| dc.description.abstract | The interior conditions of planets are highly uncertain, because two types of intrinsic degeneracies – compositional degeneracy and structural degeneracy – prevent precise characterization. In this thesis, I develop a planetary interior code package, CORGI, incorporating state-of-the-art physical properties of planet-forming materials. Using CORGI, I eliminate unmixed interior scenarios for Uranus, rule out the fossil-compressed formation hypothesis for high-density exoplanets, and establish a link between formation history and atmospheric composition for hypothetical Earth-like white dwarf (WD) exoplanets, reducing interior degeneracy for these planets. However, I also identify a novel carbon-rich interior composition for sub-Neptunes, introducing an additional degeneracy to this already ambiguous category.
It is heatedly debated that whether Uranus is a distinct-layer “ice giant” with greater than 70 wt% ice or a “rock giant” with compositional gradients and roughly equal amounts of ice and rock.

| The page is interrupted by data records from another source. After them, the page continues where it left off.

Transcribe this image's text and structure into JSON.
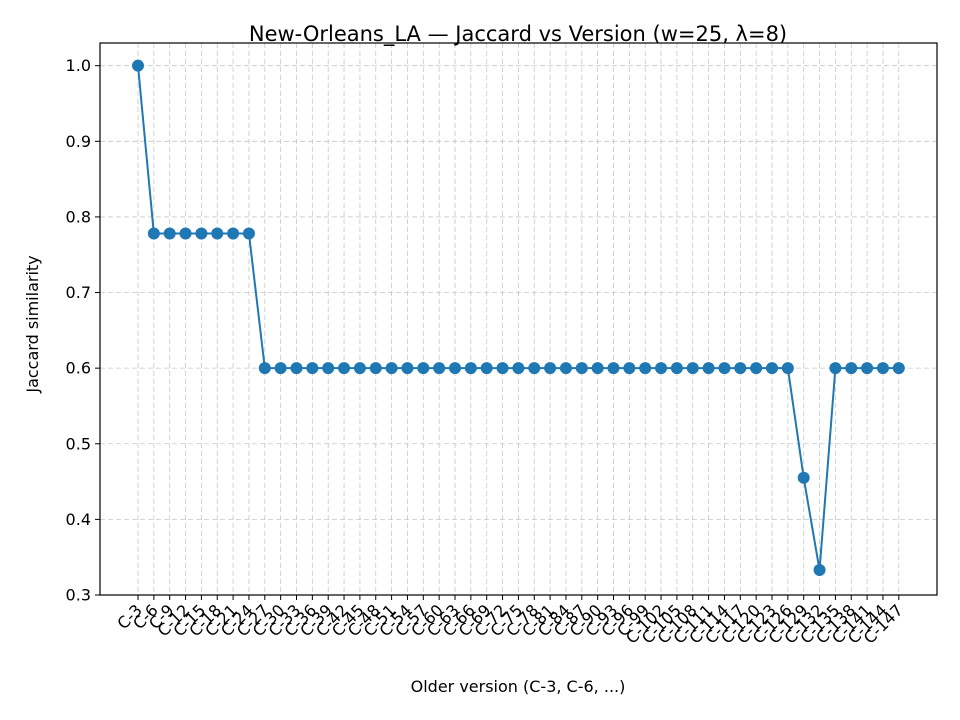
{
  "chart_data": {
    "type": "line",
    "title": "New-Orleans_LA — Jaccard vs Version (w=25, λ=8)",
    "xlabel": "Older version (C-3, C-6, ...)",
    "ylabel": "Jaccard similarity",
    "ylim": [
      0.3,
      1.03
    ],
    "yticks": [
      "0.3",
      "0.4",
      "0.5",
      "0.6",
      "0.7",
      "0.8",
      "0.9",
      "1.0"
    ],
    "grid": true,
    "color": "#1f77b4",
    "categories": [
      "C-3",
      "C-6",
      "C-9",
      "C-12",
      "C-15",
      "C-18",
      "C-21",
      "C-24",
      "C-27",
      "C-30",
      "C-33",
      "C-36",
      "C-39",
      "C-42",
      "C-45",
      "C-48",
      "C-51",
      "C-54",
      "C-57",
      "C-60",
      "C-63",
      "C-66",
      "C-69",
      "C-72",
      "C-75",
      "C-78",
      "C-81",
      "C-84",
      "C-87",
      "C-90",
      "C-93",
      "C-96",
      "C-99",
      "C-102",
      "C-105",
      "C-108",
      "C-111",
      "C-114",
      "C-117",
      "C-120",
      "C-123",
      "C-126",
      "C-129",
      "C-132",
      "C-135",
      "C-138",
      "C-141",
      "C-144",
      "C-147"
    ],
    "values": [
      1.0,
      0.778,
      0.778,
      0.778,
      0.778,
      0.778,
      0.778,
      0.778,
      0.6,
      0.6,
      0.6,
      0.6,
      0.6,
      0.6,
      0.6,
      0.6,
      0.6,
      0.6,
      0.6,
      0.6,
      0.6,
      0.6,
      0.6,
      0.6,
      0.6,
      0.6,
      0.6,
      0.6,
      0.6,
      0.6,
      0.6,
      0.6,
      0.6,
      0.6,
      0.6,
      0.6,
      0.6,
      0.6,
      0.6,
      0.6,
      0.6,
      0.6,
      0.455,
      0.333,
      0.6,
      0.6,
      0.6,
      0.6,
      0.6
    ]
  }
}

Gravity field measurements from spacecraft, which directly probe interior mass distribution, are expected to resolve this debate. However, I show that the degeneracy will persist even with future Uranus Orbiter and Probe (UOP) mission, but the level of degeneracy can be reduced. My models indicate that only highly mixed interiors – either those with smooth density gradients or those with substantial light elements in the mantle and heavy elements in the atmosphere – are consistent with previous Voyager 2 measurements. Additionally, I demonstrate that the UOP can distinguish between high- and low-atmospheric metallicity scenarios and constrain the J6 harmonic, and potentially J8, if placed in close-in polar orbits, informing the mission and orbit design of UOP.
For exoplanets with no solar system counterparts, interior models are essential for understanding their composition, structure, formation, and evolution. I apply CORGI to a category of high-density planets that are consistent with greater than 50% core mass fraction, substantially higher than that of the Earth (33%). By combining planetary interior modeling with photoevaporation modeling, I investigate into one of the hypotheses – the fossil-compressed hypothesis – for the origin of high-density planets. My models revealed that most high-density planets are highly improbable to be fossil-compressed cores, because most or even all of the iron-silicate core is molten during the evolution, while the fossil-compressed hypothesis requires a solid core. Kolmogorov–Smirnov test statistics show that this result is robust for planets with both hydrogen-dominated and steam envelopes.
Planetary interior models sometimes reveal new degeneracies rather than resolving them. By combining interior, atmospheric chemistry, and transmission spectra models, I identify a new possible interior composition for sub-Neptunes: carbon-rich composition. I posit that sub-Neptunes formed between the “soot line” – a condensation line for refractory organic carbon – and the water snow line would have high bulk C/O ratios and a substantial carbon layer. Interior models revealed that such carbon-rich compositions are consistent with the masses and radii of sub-Neptunes, given appropriate atmospheric metallicity. Atmospheric chemistry and transmission spectra models found that the spectral features predicted for carbon-rich sub-Neptunes are compatible with observations by the Hubble Space Telescope and the James Webb Space Telescope.
Finally, I explore the connection between post-main-sequence evolutions and the atmosphere and interior conditions of hypothetical Earth-like planets orbiting WDs. I showed that first-generation WD planets that have experienced significant atmospheric loss and second-generation WD planets that are formed in WD debris disks under a more clement radiation environment can be distinguished by the presence of a hydrogen-dominated atmosphere. Additionally, the interior conditions of second-generation WD planets can be inferred from WD pollution observations. | |